A new PNAS paper by Roy Britten gives a partial answer:

This is a report of many distant but significant protein sequence relationships between human proteins and transposable elements (TEs). The libraries of human repeated sequences contain the DNA sequences of many TEs. These were translated in all reading frames, ignoring stop codons, and were used as amino acid sequence probes to search with BLASTP for similar sequences in a library of 25,193 human proteins. The probes show regions of significant amino acid sequence similarity to 1,950 different human genes, with an expectation of <10-3. In comparison with previous REPEATMASKER (Institute for Systems Biology, Seattle) studies, these probes detect many more TE sequences in more human coding sequences with greater length than previous work using DNA sequences. If the criterion is opened, very many matches are found occurring on 4,653 different genes after correction for the number seen with random amino acid sequence probes. The processes that led to these extensive sets of sequence relationships between TEs and coding sequences of human genes have been a major source of variation and novel genes during evolution. This paper lists the number of sequence similarities seen by amino acid sequence comparison, which is surely an underestimate of the actual number of significant relationships. It appears that many of these are the result of past events of duplication of genes or gene regions, rather than a direct result of TE insertion. This report of observable relationships leaves to the future the functional implications as well as the detection of the events of TE insertion.
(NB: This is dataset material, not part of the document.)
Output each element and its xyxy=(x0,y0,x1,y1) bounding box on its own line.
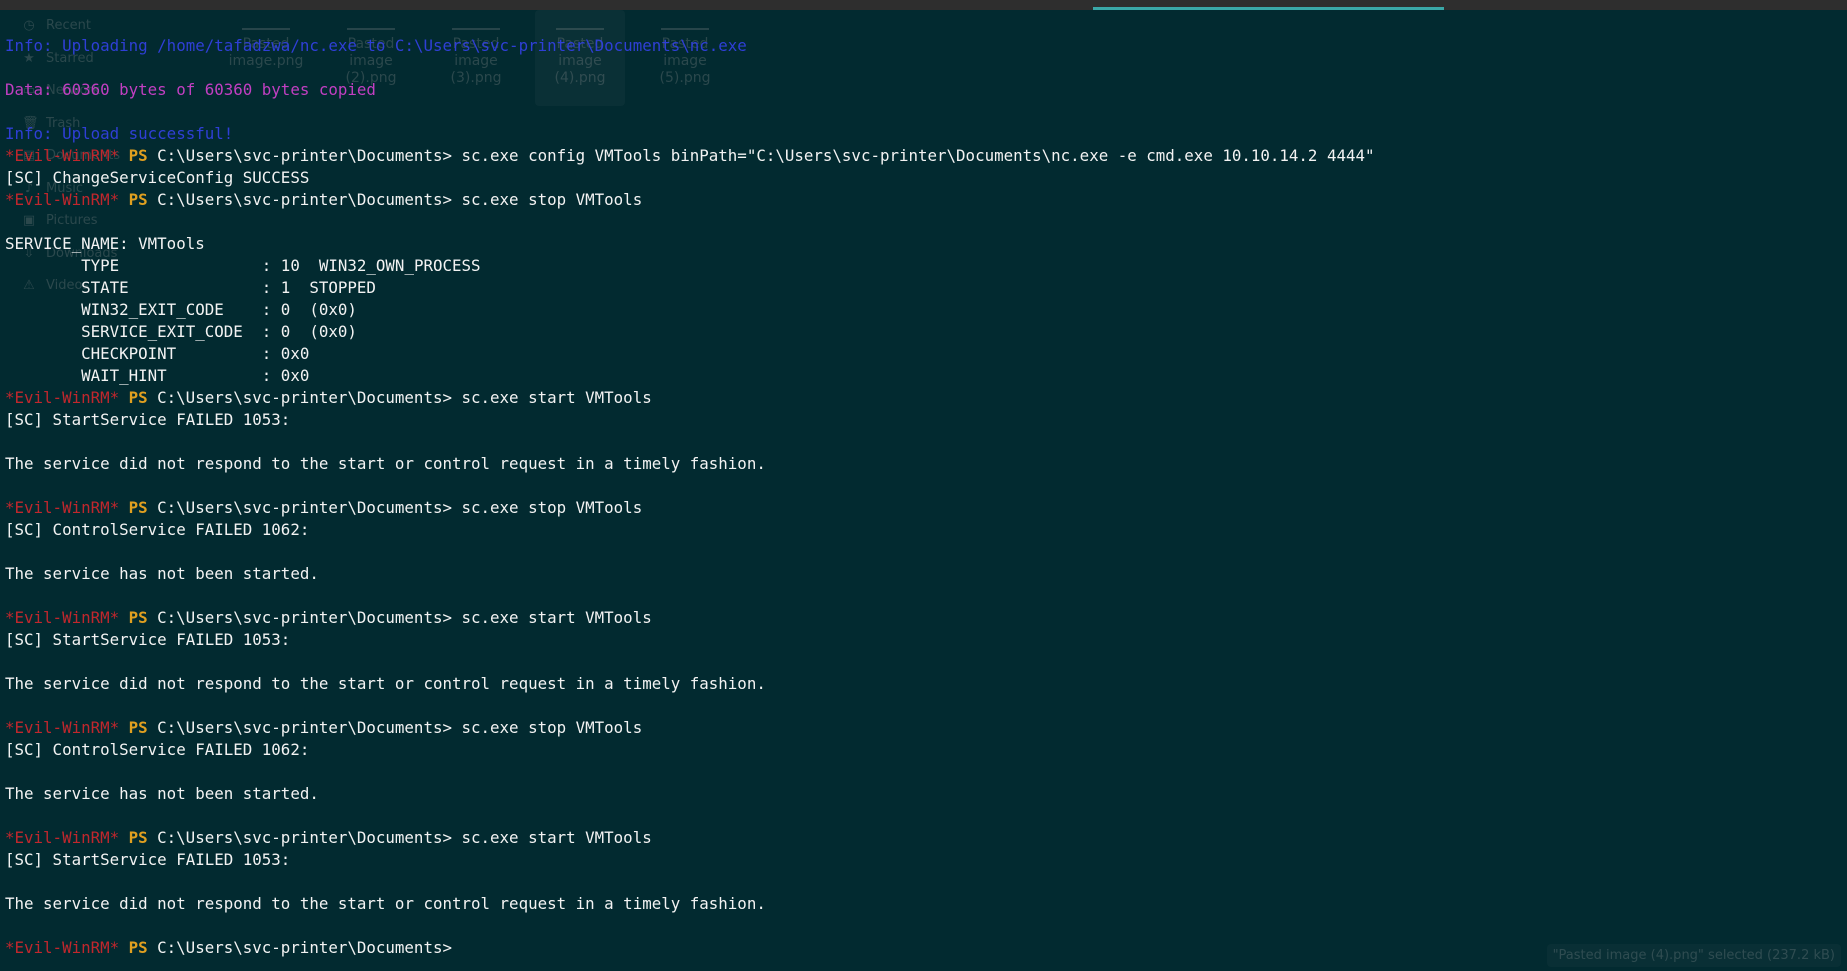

I find it sort of interesting that sometime during evolution (probably way-back time, considering that these are partial sequence similarities rather than direct insertions) transposable elements may have been plugging modular sequence into genes and having adaptive effects. It gives one reason why some transposable elements may have lasted a long time -- they had adaptive effects once in a great while.

And it reflects back on the modular nature of proteins, if these are functional domains that are similar among many proteins and also might have skipped around the genome once upon a time.

There are a lot of big genome-wide comparative papers to be written like this. The hard part is coming up with evolutionary hypotheses to explain the results.